University of Canterbury criminologist and New Zealand gangs expert Dr Jarrod Gilbert said public perception of crime could be significantly out of kilter with the reality on the ground.
He said "wild west" of social media added to the prominence given to dishonesty crimes which could have an "echo chamber" effect that entrenched a distorted view of people about the issue.
"Social media is largely unregulated and it's utterly ludicrous that anyone can go to certain online forums and post stuff that distorts people's belief and understanding of crime."
A case in point, he said, was the publicity given to murders which elicited public safety concerns but data showed the number of murder cases nationwide was falling.
He said another example was anti Covid vaccine advocates getting on to social media to influence people's view on whether or not they should be vaccinated.
"While free speech needs to be valued and protected, what needs to happen is for people to be educated on how to follow fact-based or credible information rather than focus on what is utter nonsense," Gilbert said.
Mai said statistics showed crime was not increasing in Northland and people felt generally safe. She also said those facts were no comfort to victims of crime.

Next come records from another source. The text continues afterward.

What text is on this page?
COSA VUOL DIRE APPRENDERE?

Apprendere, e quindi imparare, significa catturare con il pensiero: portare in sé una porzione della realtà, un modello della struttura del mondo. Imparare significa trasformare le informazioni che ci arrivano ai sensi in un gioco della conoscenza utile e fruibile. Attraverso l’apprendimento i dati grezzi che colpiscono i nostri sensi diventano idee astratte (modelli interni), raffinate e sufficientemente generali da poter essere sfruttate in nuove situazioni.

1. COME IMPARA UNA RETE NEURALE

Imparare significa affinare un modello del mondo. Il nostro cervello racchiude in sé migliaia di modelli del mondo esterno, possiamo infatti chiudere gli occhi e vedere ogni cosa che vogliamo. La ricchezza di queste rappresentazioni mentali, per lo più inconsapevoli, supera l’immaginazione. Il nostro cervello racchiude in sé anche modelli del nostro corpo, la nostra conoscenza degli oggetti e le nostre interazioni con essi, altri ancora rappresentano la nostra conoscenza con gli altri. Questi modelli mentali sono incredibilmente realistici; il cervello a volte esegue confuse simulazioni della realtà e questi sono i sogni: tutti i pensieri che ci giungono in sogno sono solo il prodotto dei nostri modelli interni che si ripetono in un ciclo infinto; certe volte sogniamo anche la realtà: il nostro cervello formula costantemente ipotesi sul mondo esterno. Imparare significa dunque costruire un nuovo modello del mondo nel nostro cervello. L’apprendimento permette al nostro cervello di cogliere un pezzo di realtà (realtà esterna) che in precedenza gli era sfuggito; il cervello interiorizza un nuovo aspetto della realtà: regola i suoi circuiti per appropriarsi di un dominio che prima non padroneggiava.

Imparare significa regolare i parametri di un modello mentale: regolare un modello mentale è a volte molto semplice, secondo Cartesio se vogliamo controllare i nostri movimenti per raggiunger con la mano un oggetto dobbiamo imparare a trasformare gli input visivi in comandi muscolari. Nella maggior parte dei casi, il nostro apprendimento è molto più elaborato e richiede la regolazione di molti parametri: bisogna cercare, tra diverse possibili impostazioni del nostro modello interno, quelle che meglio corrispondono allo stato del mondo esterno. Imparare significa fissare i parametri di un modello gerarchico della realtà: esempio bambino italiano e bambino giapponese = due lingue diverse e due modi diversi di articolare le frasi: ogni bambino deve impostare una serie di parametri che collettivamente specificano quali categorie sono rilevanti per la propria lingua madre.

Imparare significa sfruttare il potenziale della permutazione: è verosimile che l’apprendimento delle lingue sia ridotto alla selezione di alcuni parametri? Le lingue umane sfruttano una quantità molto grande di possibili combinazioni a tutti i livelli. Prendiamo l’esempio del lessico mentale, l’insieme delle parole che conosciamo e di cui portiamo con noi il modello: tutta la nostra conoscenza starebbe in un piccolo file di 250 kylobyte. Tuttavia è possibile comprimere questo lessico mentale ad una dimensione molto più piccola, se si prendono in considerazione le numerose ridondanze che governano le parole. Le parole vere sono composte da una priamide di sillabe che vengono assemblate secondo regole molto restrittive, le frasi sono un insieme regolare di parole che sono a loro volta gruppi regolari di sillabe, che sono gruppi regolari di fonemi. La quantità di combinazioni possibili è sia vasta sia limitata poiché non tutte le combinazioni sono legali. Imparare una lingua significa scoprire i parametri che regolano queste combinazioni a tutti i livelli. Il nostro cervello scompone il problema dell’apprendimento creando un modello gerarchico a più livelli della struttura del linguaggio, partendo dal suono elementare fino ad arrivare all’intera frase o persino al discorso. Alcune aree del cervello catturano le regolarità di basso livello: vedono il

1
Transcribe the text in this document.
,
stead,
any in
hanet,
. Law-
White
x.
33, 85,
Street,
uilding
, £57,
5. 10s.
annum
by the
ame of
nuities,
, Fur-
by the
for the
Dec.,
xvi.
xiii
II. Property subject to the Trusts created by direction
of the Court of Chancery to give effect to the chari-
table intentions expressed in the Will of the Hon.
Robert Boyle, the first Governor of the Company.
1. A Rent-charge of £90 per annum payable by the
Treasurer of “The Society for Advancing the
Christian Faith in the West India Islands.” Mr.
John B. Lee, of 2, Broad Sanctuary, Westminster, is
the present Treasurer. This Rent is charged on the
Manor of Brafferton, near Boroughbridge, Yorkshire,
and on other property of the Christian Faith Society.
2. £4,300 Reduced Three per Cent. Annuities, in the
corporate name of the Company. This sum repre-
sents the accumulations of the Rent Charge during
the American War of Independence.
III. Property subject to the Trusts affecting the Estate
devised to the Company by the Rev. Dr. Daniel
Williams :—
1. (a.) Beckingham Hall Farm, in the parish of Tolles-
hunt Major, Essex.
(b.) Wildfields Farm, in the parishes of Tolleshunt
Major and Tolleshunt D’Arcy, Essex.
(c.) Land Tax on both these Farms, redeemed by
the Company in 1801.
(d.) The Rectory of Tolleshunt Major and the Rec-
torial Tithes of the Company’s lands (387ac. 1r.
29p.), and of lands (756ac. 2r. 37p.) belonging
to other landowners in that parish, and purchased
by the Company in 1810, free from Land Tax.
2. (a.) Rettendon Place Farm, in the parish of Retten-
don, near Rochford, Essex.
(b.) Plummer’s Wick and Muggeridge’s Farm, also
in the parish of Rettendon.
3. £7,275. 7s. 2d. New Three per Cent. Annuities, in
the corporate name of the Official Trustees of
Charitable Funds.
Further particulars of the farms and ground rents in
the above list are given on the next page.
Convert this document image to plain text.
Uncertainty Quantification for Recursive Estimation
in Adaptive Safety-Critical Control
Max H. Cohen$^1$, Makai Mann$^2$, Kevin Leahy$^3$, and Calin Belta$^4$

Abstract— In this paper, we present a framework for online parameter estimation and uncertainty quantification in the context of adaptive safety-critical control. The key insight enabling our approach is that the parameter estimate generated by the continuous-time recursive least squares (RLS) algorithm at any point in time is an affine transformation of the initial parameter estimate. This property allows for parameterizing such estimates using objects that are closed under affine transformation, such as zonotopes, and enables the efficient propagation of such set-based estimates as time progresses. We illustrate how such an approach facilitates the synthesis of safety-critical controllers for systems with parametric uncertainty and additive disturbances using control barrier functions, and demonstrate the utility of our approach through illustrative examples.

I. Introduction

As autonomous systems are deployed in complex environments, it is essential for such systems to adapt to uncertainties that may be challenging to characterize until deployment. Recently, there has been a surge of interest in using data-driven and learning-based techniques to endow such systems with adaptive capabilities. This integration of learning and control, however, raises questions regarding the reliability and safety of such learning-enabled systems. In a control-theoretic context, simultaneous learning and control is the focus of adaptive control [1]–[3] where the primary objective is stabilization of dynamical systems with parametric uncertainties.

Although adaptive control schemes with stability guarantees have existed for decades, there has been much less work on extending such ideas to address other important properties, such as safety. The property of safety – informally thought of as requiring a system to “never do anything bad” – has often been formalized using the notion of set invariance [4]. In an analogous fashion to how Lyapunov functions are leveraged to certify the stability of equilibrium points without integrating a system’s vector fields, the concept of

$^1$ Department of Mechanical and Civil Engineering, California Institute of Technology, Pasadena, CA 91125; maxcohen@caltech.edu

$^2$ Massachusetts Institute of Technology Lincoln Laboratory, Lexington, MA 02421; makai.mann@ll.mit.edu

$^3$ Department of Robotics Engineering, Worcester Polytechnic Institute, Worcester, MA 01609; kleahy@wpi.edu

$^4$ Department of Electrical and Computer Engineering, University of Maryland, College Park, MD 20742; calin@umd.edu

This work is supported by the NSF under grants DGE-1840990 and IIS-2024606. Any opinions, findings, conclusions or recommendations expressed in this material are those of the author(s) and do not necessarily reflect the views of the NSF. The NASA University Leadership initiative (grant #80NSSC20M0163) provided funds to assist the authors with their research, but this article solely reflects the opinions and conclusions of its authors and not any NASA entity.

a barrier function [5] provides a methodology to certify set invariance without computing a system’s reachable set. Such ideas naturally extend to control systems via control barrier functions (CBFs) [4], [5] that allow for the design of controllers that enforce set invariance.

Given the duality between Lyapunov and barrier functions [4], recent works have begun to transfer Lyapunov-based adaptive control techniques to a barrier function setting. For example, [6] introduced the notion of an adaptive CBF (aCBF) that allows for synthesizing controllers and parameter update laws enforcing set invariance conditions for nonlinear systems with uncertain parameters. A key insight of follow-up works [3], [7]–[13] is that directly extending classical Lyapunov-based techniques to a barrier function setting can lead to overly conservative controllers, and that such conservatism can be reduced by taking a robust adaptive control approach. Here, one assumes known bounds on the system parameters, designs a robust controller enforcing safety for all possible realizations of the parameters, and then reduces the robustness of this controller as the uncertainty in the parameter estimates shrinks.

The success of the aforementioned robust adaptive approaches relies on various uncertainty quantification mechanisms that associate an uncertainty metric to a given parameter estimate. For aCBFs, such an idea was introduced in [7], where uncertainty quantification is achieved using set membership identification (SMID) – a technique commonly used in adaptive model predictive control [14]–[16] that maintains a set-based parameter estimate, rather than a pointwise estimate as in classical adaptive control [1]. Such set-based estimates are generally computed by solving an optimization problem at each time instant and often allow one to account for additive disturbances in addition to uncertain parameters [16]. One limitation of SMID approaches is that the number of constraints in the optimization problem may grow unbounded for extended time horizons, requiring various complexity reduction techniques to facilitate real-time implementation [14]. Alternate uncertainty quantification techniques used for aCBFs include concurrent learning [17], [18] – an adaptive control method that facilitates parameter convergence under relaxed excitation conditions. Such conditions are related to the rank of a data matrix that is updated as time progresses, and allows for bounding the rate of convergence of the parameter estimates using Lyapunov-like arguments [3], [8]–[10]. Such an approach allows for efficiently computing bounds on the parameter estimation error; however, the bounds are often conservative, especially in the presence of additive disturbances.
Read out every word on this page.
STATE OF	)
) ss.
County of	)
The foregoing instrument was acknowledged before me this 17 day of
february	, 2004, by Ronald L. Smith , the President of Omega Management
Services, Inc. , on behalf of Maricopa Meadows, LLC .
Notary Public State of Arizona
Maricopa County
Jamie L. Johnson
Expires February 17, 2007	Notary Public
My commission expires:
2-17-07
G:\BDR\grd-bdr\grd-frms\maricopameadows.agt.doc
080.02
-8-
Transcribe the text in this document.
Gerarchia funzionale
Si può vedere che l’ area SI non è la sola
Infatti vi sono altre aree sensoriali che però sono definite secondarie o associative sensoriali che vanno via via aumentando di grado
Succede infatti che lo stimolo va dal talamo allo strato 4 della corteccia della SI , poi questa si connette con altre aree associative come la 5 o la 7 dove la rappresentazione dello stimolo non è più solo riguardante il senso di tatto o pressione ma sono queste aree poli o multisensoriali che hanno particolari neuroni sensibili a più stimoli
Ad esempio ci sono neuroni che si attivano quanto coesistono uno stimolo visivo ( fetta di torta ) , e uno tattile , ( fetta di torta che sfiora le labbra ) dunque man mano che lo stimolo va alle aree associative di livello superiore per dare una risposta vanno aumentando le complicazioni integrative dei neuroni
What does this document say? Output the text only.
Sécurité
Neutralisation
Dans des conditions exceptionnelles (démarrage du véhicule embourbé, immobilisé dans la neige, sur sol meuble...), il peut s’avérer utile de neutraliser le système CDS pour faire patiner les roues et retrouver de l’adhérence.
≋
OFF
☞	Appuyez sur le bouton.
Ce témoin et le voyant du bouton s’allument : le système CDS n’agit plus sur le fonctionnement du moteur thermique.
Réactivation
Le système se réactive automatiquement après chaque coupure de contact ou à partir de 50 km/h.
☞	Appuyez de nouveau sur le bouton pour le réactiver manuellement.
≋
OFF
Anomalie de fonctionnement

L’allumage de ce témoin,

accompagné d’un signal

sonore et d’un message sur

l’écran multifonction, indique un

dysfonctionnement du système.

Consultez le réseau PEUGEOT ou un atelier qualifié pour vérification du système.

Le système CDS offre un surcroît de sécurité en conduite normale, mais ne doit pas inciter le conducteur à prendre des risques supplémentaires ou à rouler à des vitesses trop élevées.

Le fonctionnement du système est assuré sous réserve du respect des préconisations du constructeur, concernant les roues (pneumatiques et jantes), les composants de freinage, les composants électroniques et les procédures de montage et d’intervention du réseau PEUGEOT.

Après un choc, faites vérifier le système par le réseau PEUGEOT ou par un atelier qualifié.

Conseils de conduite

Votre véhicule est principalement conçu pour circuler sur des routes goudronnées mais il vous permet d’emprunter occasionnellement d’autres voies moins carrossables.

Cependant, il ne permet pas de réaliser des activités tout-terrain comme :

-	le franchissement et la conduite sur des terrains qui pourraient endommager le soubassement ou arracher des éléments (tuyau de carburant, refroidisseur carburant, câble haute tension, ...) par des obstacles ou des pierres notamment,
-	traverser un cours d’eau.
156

Social media, as with other media, focused on the unusual, dramatic or awful, she said, which could create the feeling that there was more crime.
"The upside of social media is that word can also spread quickly when a crime occurs and we have had a number of examples where people have been reunited with stolen vehicles through the use of social media," Mai said.
Martin Kaipo, a driving force behind challenging harmful behaviours in Ōtangarei, said a multitude of problems pervaded the community but they could be kept in check if all stakeholders stood up to the criminal elements.
From petty crimes such as burglary to serious violent offences like sexual offending, Kaipo supported more resources for the police and a vigilant public.
The survey did not cover manslaughter and homicide, abduction, crimes against children (14 years old and under), victimless crimes such as drug offences, commercial crime/white-collar crime/crimes against businesses, public-sector agencies, people who do not live in permanent homes, and crimes against people living in institutions.